Ask Dr. Roach: PROVIDING MORE INFORMATION ABOUT REPATHA FOR CHOLESTEROL

DEAR DR. ROACH: I'm a 75-year-old woman who's in very good health. Since my early 50s, I've had issues with my cholesterol. My doctor has put me on several statins that caused very sore joints and muscle aches, to the point that I finally had to stop them. I felt that it just wasn't worth all the aches and pains.

My doctor decided to put me on the drug Repatha by self-injection every other week. This has worked amazingly well for me. I have no aches or pains from it, and we are both thrilled at my recent blood tests. I understand that Repatha is a fairly new drug. Do you have any information on it?

-P.E.

Answer: Repatha is in the class of drugs called PCSK9 inhibitors, which are very effective at lowering cholesterol. They were first approved in 2015. Most evidence supporting their use comes from studies in people who already have diagnosed heart disease. In this high-risk group, these drugs reduced the relative risk of having a heart attack, having a stroke, or dying from vascular disease by about 15%.

This sounds good, but I want to emphasize that the absolute risk benefit is roughly 2%, meaning that only about 2 people out of 100 wouldn't experience a serious event when taking the medicine, compared to people who didn't take the medicine. Another way of saying this is that 50 people needed to be treated with a PCSK9 inhibitor to prevent one bad outcome in three years. For people without known blockages in their blood vessels, the expected benefit would be considerably less.

No studies have been done using PCSK9 inhibitors in people who are at a low risk for heart disease. However, there was one recent study that looked at people who didn't have known blockages but did have diabetes, and it showed a similar benefit.

No studies have been done solely for women, but they were included in these studies as a minority of participants. An analysis of these studies suggest that women will have a similar reduction as men when it comes to a relative risk.

Statin drugs have a much larger evidence base supporting their use than PCSK9 inhibitors when it comes to preventing disease in higher-risk people without known blockages, as well as those who already have blockages.
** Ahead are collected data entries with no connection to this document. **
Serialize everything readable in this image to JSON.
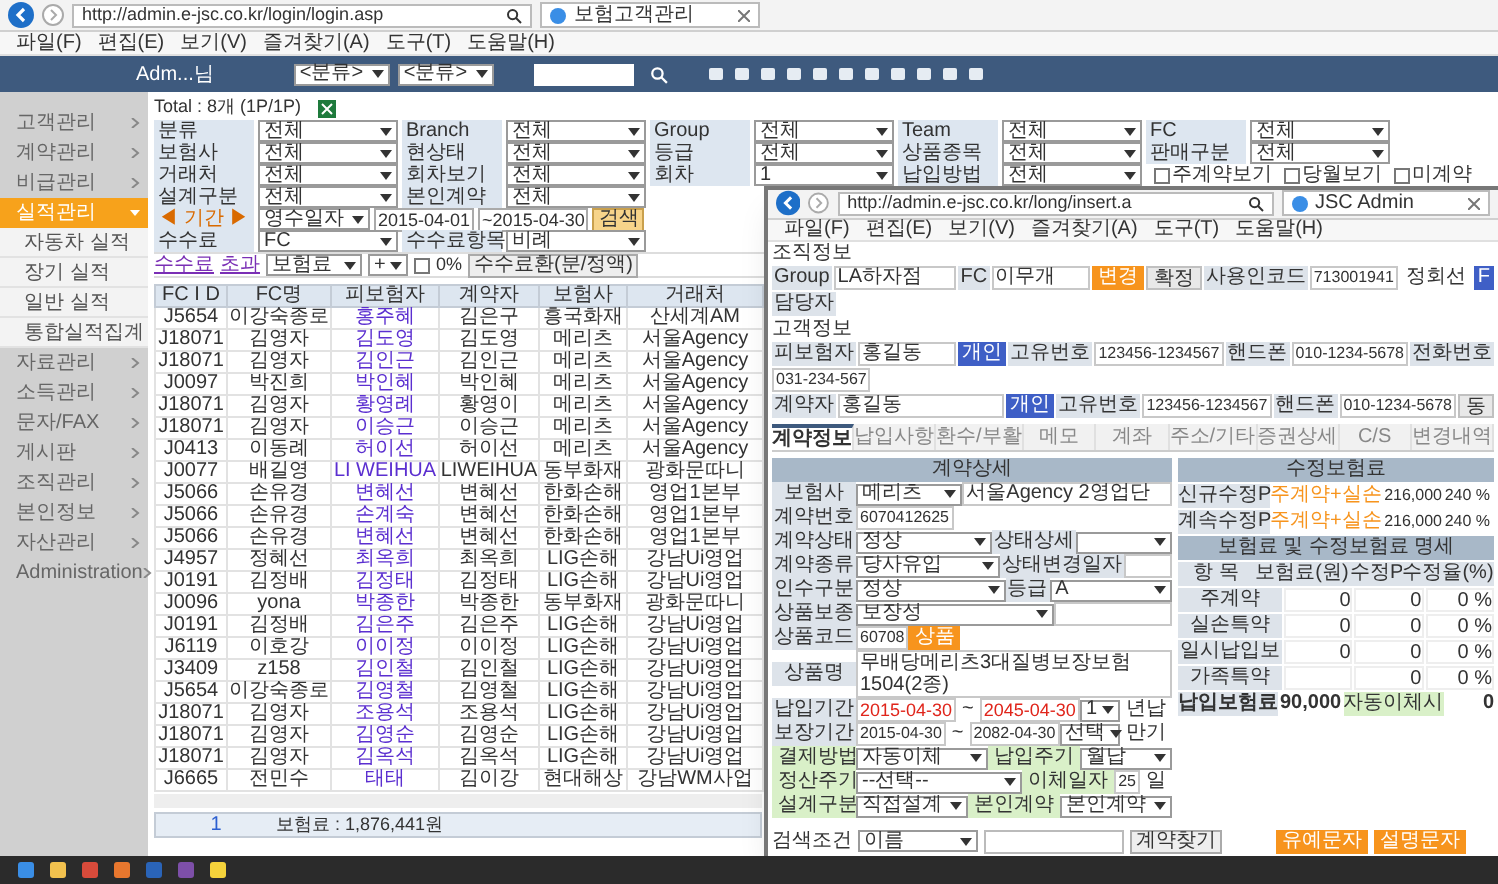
{
  "browser": {
    "url": "http://admin.e-jsc.co.kr/login/login.asp",
    "tab": "보험고객관리",
    "menu": [
      "파일(F)",
      "편집(E)",
      "보기(V)",
      "즐겨찾기(A)",
      "도구(T)",
      "도움말(H)"
    ]
  },
  "app_header": {
    "user": "Adm...님",
    "selects": [
      "<분류>",
      "<분류>"
    ]
  },
  "sidebar": [
    {
      "label": "고객관리",
      "kind": "menu",
      "selected": false
    },
    {
      "label": "계약관리",
      "kind": "menu",
      "selected": false
    },
    {
      "label": "비급관리",
      "kind": "menu",
      "selected": false
    },
    {
      "label": "실적관리",
      "kind": "menu",
      "selected": true
    },
    {
      "label": "자동차 실적",
      "kind": "sub",
      "selected": false
    },
    {
      "label": "장기 실적",
      "kind": "sub",
      "selected": false
    },
    {
      "label": "일반 실적",
      "kind": "sub",
      "selected": false
    },
    {
      "label": "통합실적집계",
      "kind": "sub",
      "selected": false
    },
    {
      "label": "자료관리",
      "kind": "menu",
      "selected": false
    },
    {
      "label": "소득관리",
      "kind": "menu",
      "selected": false
    },
    {
      "label": "문자/FAX",
      "kind": "menu",
      "selected": false
    },
    {
      "label": "게시판",
      "kind": "menu",
      "selected": false
    },
    {
      "label": "조직관리",
      "kind": "menu",
      "selected": false
    },
    {
      "label": "본인정보",
      "kind": "menu",
      "selected": false
    },
    {
      "label": "자산관리",
      "kind": "menu",
      "selected": false
    },
    {
      "label": "Administration",
      "kind": "menu",
      "selected": false
    }
  ],
  "total": "Total : 8개 (1P/1P)",
  "filter_rows": [
    [
      {
        "label": "분류",
        "value": "전체"
      },
      {
        "label": "Branch",
        "value": "전체"
      },
      {
        "label": "Group",
        "value": "전체"
      },
      {
        "label": "Team",
        "value": "전체"
      },
      {
        "label": "FC",
        "value": "전체"
      }
    ],
    [
      {
        "label": "보험사",
        "value": "전체"
      },
      {
        "label": "현상태",
        "value": "전체"
      },
      {
        "label": "등급",
        "value": "전체"
      },
      {
        "label": "상품종목",
        "value": "전체"
      },
      {
        "label": "판매구분",
        "value": "전체"
      }
    ],
    [
      {
        "label": "거래처",
        "value": "전체"
      },
      {
        "label": "회차보기",
        "value": "전체"
      },
      {
        "label": "회차",
        "value": "1"
      },
      {
        "label": "납입방법",
        "value": "전체"
      }
    ]
  ],
  "filter_checks": [
    {
      "label": "주계약보기",
      "checked": false
    },
    {
      "label": "당월보기",
      "checked": false
    },
    {
      "label": "미계약",
      "checked": false
    }
  ],
  "filter_rows_left": [
    [
      {
        "label": "설계구분",
        "value": "전체"
      },
      {
        "label": "본인계약",
        "value": "전체"
      }
    ]
  ],
  "period": {
    "label": "◀ 기간 ▶",
    "select": "영수일자",
    "from": "2015-04-01",
    "to": "~2015-04-30",
    "button": "검색"
  },
  "fee_row": [
    {
      "label": "수수료",
      "value": "FC"
    },
    {
      "label": "수수료항목",
      "value": "비례"
    }
  ],
  "fee_toolbar": {
    "links": [
      "수수료",
      "초과"
    ],
    "select": "보험료",
    "select2": "+",
    "percent": "0%",
    "checked": false,
    "button": "수수료환(분/정액)"
  },
  "table": {
    "columns": [
      "FC I D",
      "FC명",
      "피보험자",
      "계약자",
      "보험사",
      "거래처"
    ],
    "rows": [
      [
        "J5654",
        "이강숙종로",
        "홍주혜",
        "김은구",
        "흥국화재",
        "산세계AM"
      ],
      [
        "J18071",
        "김영자",
        "김도영",
        "김도영",
        "메리츠",
        "서울Agency"
      ],
      [
        "J18071",
        "김영자",
        "김인근",
        "김인근",
        "메리츠",
        "서울Agency"
      ],
      [
        "J0097",
        "박진희",
        "박인혜",
        "박인혜",
        "메리츠",
        "서울Agency"
      ],
      [
        "J18071",
        "김영자",
        "황영례",
        "황영이",
        "메리츠",
        "서울Agency"
      ],
      [
        "J18071",
        "김영자",
        "이승근",
        "이승근",
        "메리츠",
        "서울Agency"
      ],
      [
        "J0413",
        "이동례",
        "허이선",
        "허이선",
        "메리츠",
        "서울Agency"
      ],
      [
        "J0077",
        "배길영",
        "LI WEIHUA",
        "LIWEIHUA",
        "동부화재",
        "광화문따니"
      ],
      [
        "J5066",
        "손유경",
        "변혜선",
        "변혜선",
        "한화손해",
        "영업1본부"
      ],
      [
        "J5066",
        "손유경",
        "손계숙",
        "변혜선",
        "한화손해",
        "영업1본부"
      ],
      [
        "J5066",
        "손유경",
        "변혜선",
        "변혜선",
        "한화손해",
        "영업1본부"
      ],
      [
        "J4957",
        "정혜선",
        "최옥희",
        "최옥희",
        "LIG손해",
        "강남Ui영업"
      ],
      [
        "J0191",
        "김정배",
        "김정태",
        "김정태",
        "LIG손해",
        "강남Ui영업"
      ],
      [
        "J0096",
        "yona",
        "박종한",
        "박종한",
        "동부화재",
        "광화문따니"
      ],
      [
        "J0191",
        "김정배",
        "김은주",
        "김은주",
        "LIG손해",
        "강남Ui영업"
      ],
      [
        "J6119",
        "이호강",
        "이이정",
        "이이정",
        "LIG손해",
        "강남Ui영업"
      ],
      [
        "J3409",
        "z158",
        "김인철",
        "김인철",
        "LIG손해",
        "강남Ui영업"
      ],
      [
        "J5654",
        "이강숙종로",
        "김영철",
        "김영철",
        "LIG손해",
        "강남Ui영업"
      ],
      [
        "J18071",
        "김영자",
        "조용석",
        "조용석",
        "LIG손해",
        "강남Ui영업"
      ],
      [
        "J18071",
        "김영자",
        "김영순",
        "김영순",
        "LIG손해",
        "강남Ui영업"
      ],
      [
        "J18071",
        "김영자",
        "김옥석",
        "김옥석",
        "LIG손해",
        "강남Ui영업"
      ],
      [
        "J6665",
        "전민수",
        "태태",
        "김이강",
        "현대해상",
        "강남WM사업"
      ]
    ]
  },
  "pager": {
    "page": "1",
    "summary": "보험료 : 1,876,441원"
  },
  "popup": {
    "url": "http://admin.e-jsc.co.kr/long/insert.a",
    "tab": "JSC Admin",
    "menu": [
      "파일(F)",
      "편집(E)",
      "보기(V)",
      "즐겨찾기(A)",
      "도구(T)",
      "도움말(H)"
    ],
    "org": {
      "title": "조직정보",
      "items": [
        {
          "kind": "label",
          "text": "Group"
        },
        {
          "kind": "field",
          "text": "LA하자점"
        },
        {
          "kind": "label",
          "text": "FC"
        },
        {
          "kind": "field",
          "text": "이무개"
        },
        {
          "kind": "accent",
          "text": "변경"
        },
        {
          "kind": "button",
          "text": "확정"
        },
        {
          "kind": "label",
          "text": "사용인코드"
        },
        {
          "kind": "number",
          "text": "713001941"
        },
        {
          "kind": "text",
          "text": "정회선"
        },
        {
          "kind": "badge",
          "text": "F"
        },
        {
          "kind": "label",
          "text": "담당자"
        }
      ]
    },
    "customer": {
      "title": "고객정보",
      "rows": [
        {
          "items": [
            {
              "kind": "label",
              "text": "피보험자"
            },
            {
              "kind": "field",
              "text": "홍길동"
            },
            {
              "kind": "badge",
              "text": "개인"
            },
            {
              "kind": "label",
              "text": "고유번호"
            },
            {
              "kind": "number",
              "text": "123456-1234567"
            },
            {
              "kind": "label",
              "text": "핸드폰"
            },
            {
              "kind": "number",
              "text": "010-1234-5678"
            },
            {
              "kind": "label",
              "text": "전화번호"
            },
            {
              "kind": "number",
              "text": "031-234-567"
            }
          ]
        },
        {
          "items": [
            {
              "kind": "label",
              "text": "계약자"
            },
            {
              "kind": "field",
              "text": "홍길동"
            },
            {
              "kind": "badge",
              "text": "개인"
            },
            {
              "kind": "label",
              "text": "고유번호"
            },
            {
              "kind": "number",
              "text": "123456-1234567"
            },
            {
              "kind": "label",
              "text": "핸드폰"
            },
            {
              "kind": "number",
              "text": "010-1234-5678"
            },
            {
              "kind": "button",
              "text": "동"
            }
          ]
        }
      ]
    },
    "tabs": [
      {
        "label": "계약정보",
        "selected": true
      },
      {
        "label": "납입사항",
        "selected": false
      },
      {
        "label": "환수/부활",
        "selected": false
      },
      {
        "label": "메모",
        "selected": false
      },
      {
        "label": "계좌",
        "selected": false
      },
      {
        "label": "주소/기타",
        "selected": false
      },
      {
        "label": "증권상세",
        "selected": false
      },
      {
        "label": "C/S",
        "selected": false
      },
      {
        "label": "변경내역",
        "selected": false
      }
    ],
    "contract": {
      "title": "계약상세",
      "rows": [
        {
          "items": [
            {
              "kind": "label",
              "text": "보험사"
            },
            {
              "kind": "select",
              "text": "메리츠"
            },
            {
              "kind": "field",
              "text": "서울Agency 2영업단"
            }
          ]
        },
        {
          "items": [
            {
              "kind": "label",
              "text": "계약번호"
            },
            {
              "kind": "number",
              "text": "6070412625"
            }
          ]
        },
        {
          "items": [
            {
              "kind": "label",
              "text": "계약상태"
            },
            {
              "kind": "select",
              "text": "정상"
            },
            {
              "kind": "label",
              "text": "상태상세"
            },
            {
              "kind": "select"
            }
          ]
        },
        {
          "items": [
            {
              "kind": "label",
              "text": "계약종류"
            },
            {
              "kind": "select",
              "text": "당사유입"
            },
            {
              "kind": "label",
              "text": "상태변경일자"
            },
            {
              "kind": "field"
            }
          ]
        },
        {
          "items": [
            {
              "kind": "label",
              "text": "인수구분"
            },
            {
              "kind": "select",
              "text": "정상"
            },
            {
              "kind": "label",
              "text": "등급"
            },
            {
              "kind": "select",
              "text": "A"
            }
          ]
        },
        {
          "items": [
            {
              "kind": "label",
              "text": "상품보종"
            },
            {
              "kind": "select",
              "text": "보장성"
            },
            {
              "kind": "field"
            }
          ]
        },
        {
          "items": [
            {
              "kind": "label",
              "text": "상품코드"
            },
            {
              "kind": "number",
              "text": "60708"
            },
            {
              "kind": "accent",
              "text": "상품"
            }
          ]
        },
        {
          "items": [
            {
              "kind": "label",
              "text": "상품명"
            },
            {
              "kind": "longfield",
              "text": "무배당메리츠3대질병보장보험1504(2종)"
            }
          ]
        },
        {
          "items": [
            {
              "kind": "label",
              "text": "납입기간"
            },
            {
              "kind": "date",
              "text": "2015-04-30"
            },
            {
              "kind": "text",
              "text": "~"
            },
            {
              "kind": "date",
              "text": "2045-04-30"
            },
            {
              "kind": "select",
              "text": "1"
            },
            {
              "kind": "text",
              "text": "년납"
            }
          ]
        },
        {
          "items": [
            {
              "kind": "label",
              "text": "보장기간"
            },
            {
              "kind": "number",
              "text": "2015-04-30"
            },
            {
              "kind": "text",
              "text": "~"
            },
            {
              "kind": "number",
              "text": "2082-04-30"
            },
            {
              "kind": "select",
              "text": "선택"
            },
            {
              "kind": "text",
              "text": "만기"
            }
          ]
        },
        {
          "items": [
            {
              "kind": "green",
              "text": "결제방법"
            },
            {
              "kind": "select",
              "text": "자동이체"
            },
            {
              "kind": "green",
              "text": "납입주기"
            },
            {
              "kind": "select",
              "text": "월납"
            }
          ]
        },
        {
          "items": [
            {
              "kind": "green",
              "text": "정산주기"
            },
            {
              "kind": "select",
              "text": "--선택--"
            },
            {
              "kind": "green",
              "text": "이체일자"
            },
            {
              "kind": "number",
              "text": "25"
            },
            {
              "kind": "text",
              "text": "일"
            }
          ]
        },
        {
          "items": [
            {
              "kind": "green",
              "text": "설계구분"
            },
            {
              "kind": "select",
              "text": "직접설계"
            },
            {
              "kind": "green",
              "text": "본인계약"
            },
            {
              "kind": "select",
              "text": "본인계약"
            }
          ]
        }
      ]
    },
    "premium": {
      "title": "수정보험료",
      "rows": [
        [
          "신규수정P",
          "주계약+실손",
          "216,000",
          "240 %"
        ],
        [
          "계속수정P",
          "주계약+실손",
          "216,000",
          "240 %"
        ]
      ],
      "detail_title": "보험료 및 수정보험료 명세",
      "detail_columns": [
        "항 목",
        "보험료(원)",
        "수정P",
        "수정율(%)"
      ],
      "detail_rows": [
        [
          "주계약",
          "0",
          "0",
          "0 %"
        ],
        [
          "실손특약",
          "0",
          "0",
          "0 %"
        ],
        [
          "일시납입보",
          "0",
          "0",
          "0 %"
        ],
        [
          "가족특약",
          "",
          "0",
          "0 %"
        ]
      ],
      "total": [
        "납입보험료",
        "90,000",
        "자동이체시",
        "0"
      ]
    },
    "search": {
      "label": "검색조건",
      "select": "이름",
      "button": "계약찾기",
      "actions": [
        "유예문자",
        "설명문자"
      ]
    }
  }
}
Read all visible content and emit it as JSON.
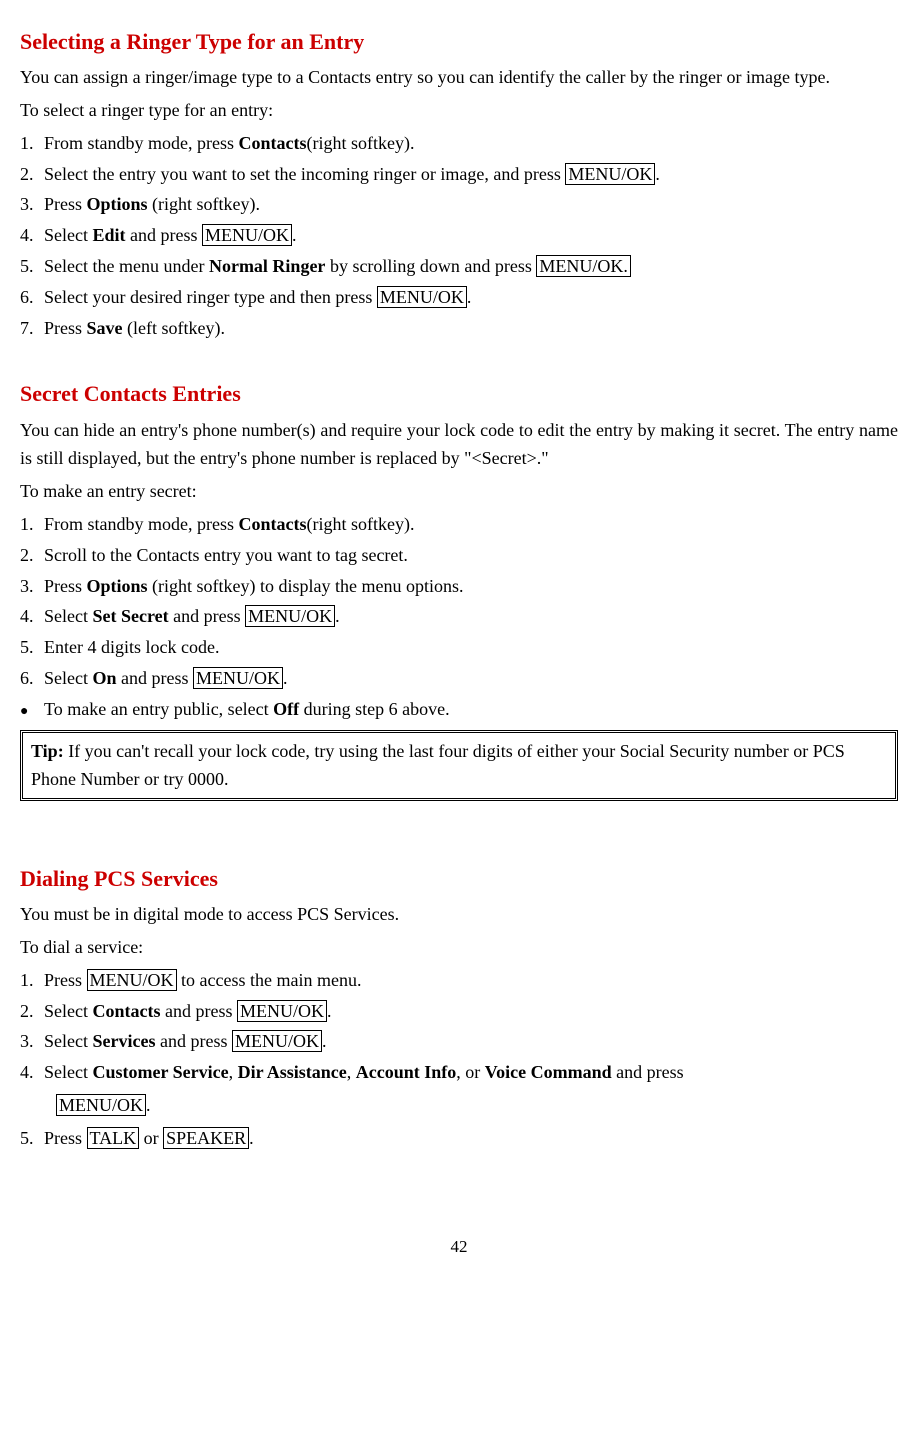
{
  "s1": {
    "title": "Selecting a Ringer Type for an Entry",
    "intro": "You can assign a ringer/image type to a Contacts entry so you can identify the caller by the ringer or image type.",
    "lead": "To select a ringer type for an entry:",
    "steps": {
      "n1": "1.",
      "t1a": "From standby mode, press ",
      "t1b": "Contacts",
      "t1c": "(right softkey).",
      "n2": "2.",
      "t2a": "Select the entry you want to set the incoming ringer or image, and press ",
      "t2b": "MENU/OK",
      "t2c": ".",
      "n3": "3.",
      "t3a": "Press ",
      "t3b": "Options",
      "t3c": " (right softkey).",
      "n4": "4.",
      "t4a": "Select ",
      "t4b": "Edit",
      "t4c": " and press ",
      "t4d": "MENU/OK",
      "t4e": ".",
      "n5": "5.",
      "t5a": "Select the menu under ",
      "t5b": "Normal Ringer",
      "t5c": " by scrolling down and press ",
      "t5d": "MENU/OK.",
      "n6": "6.",
      "t6a": "Select your desired ringer type and then press ",
      "t6b": "MENU/OK",
      "t6c": ".",
      "n7": "7.",
      "t7a": "Press ",
      "t7b": "Save",
      "t7c": " (left softkey)."
    }
  },
  "s2": {
    "title": "Secret Contacts Entries",
    "intro": "You can hide an entry's phone number(s) and require your lock code to edit the entry by making it secret. The entry name is still displayed, but the entry's phone number is replaced by \"<Secret>.\"",
    "lead": "To make an entry secret:",
    "steps": {
      "n1": "1.",
      "t1a": "From standby mode, press ",
      "t1b": "Contacts",
      "t1c": "(right softkey).",
      "n2": "2.",
      "t2a": "Scroll to the Contacts entry you want to tag secret.",
      "n3": "3.",
      "t3a": "Press ",
      "t3b": "Options",
      "t3c": " (right softkey) to display the menu options.",
      "n4": "4.",
      "t4a": "Select ",
      "t4b": "Set Secret",
      "t4c": " and press ",
      "t4d": "MENU/OK",
      "t4e": ".",
      "n5": "5.",
      "t5a": "Enter 4 digits lock code.",
      "n6": "6.",
      "t6a": "Select ",
      "t6b": "On",
      "t6c": " and press ",
      "t6d": "MENU/OK",
      "t6e": ".",
      "bMark": "●",
      "tba": "To make an entry public, select ",
      "tbb": "Off",
      "tbc": " during step 6 above."
    },
    "tip_label": "Tip:",
    "tip_text": " If you can't recall your lock code, try using the last four digits of either your Social Security number or PCS Phone Number or try 0000."
  },
  "s3": {
    "title": "Dialing PCS Services",
    "intro": "You must be in digital mode to access PCS Services.",
    "lead": "To dial a service:",
    "steps": {
      "n1": "1.",
      "t1a": "Press ",
      "t1b": "MENU/OK",
      "t1c": " to access the main menu.",
      "n2": "2.",
      "t2a": "Select ",
      "t2b": "Contacts",
      "t2c": " and press ",
      "t2d": "MENU/OK",
      "t2e": ".",
      "n3": "3.",
      "t3a": "Select ",
      "t3b": "Services",
      "t3c": " and press ",
      "t3d": "MENU/OK",
      "t3e": ".",
      "n4": "4.",
      "t4a": "Select ",
      "t4b": "Customer Service",
      "t4c": ", ",
      "t4d": "Dir Assistance",
      "t4e": ", ",
      "t4f": "Account Info",
      "t4g": ", or ",
      "t4h": "Voice Command",
      "t4i": " and press ",
      "t4j": "MENU/OK",
      "t4k": ".",
      "n5": "5.",
      "t5a": "Press ",
      "t5b": "TALK",
      "t5c": " or ",
      "t5d": "SPEAKER",
      "t5e": "."
    }
  },
  "page": "42"
}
A review of 50,000 women who were studied in trials showed that statins are as effective at reducing a woman's relative risk for heart disease as they are with a man's. But the issue of women having a lower absolute risk means that just as with PCSK9 inhibitors, more women need to be treated with a statin to prevent a bad outcome than men of a similar age.

There are no head-to-head trials comparing PCSK9 inhibitors against statins, so I cannot definitively give an answer as to which is better. In my own practice, I continue to use statins as the first-line treatment in both men and women who are at an increased risk for heart disease.

The exact level of risk isn't fixed. A careful discussion about how much risk a person is willing to tolerate against their tolerance of a new medication is key in every patient, in whom medication treatment is considered to lower heart disease and stroke risk. If statins aren't tolerated, it is worth considering alternative medications, including ezetimibe, bempedoic acid and PCSK9 inhibitors.

Let me end by emphasizing how important lifestyle changes are. I've had many patients improve their blood pressure and cholesterol levels so much through their diet and exercise regimen that they no longer had enough of a risk for me to recommend medication.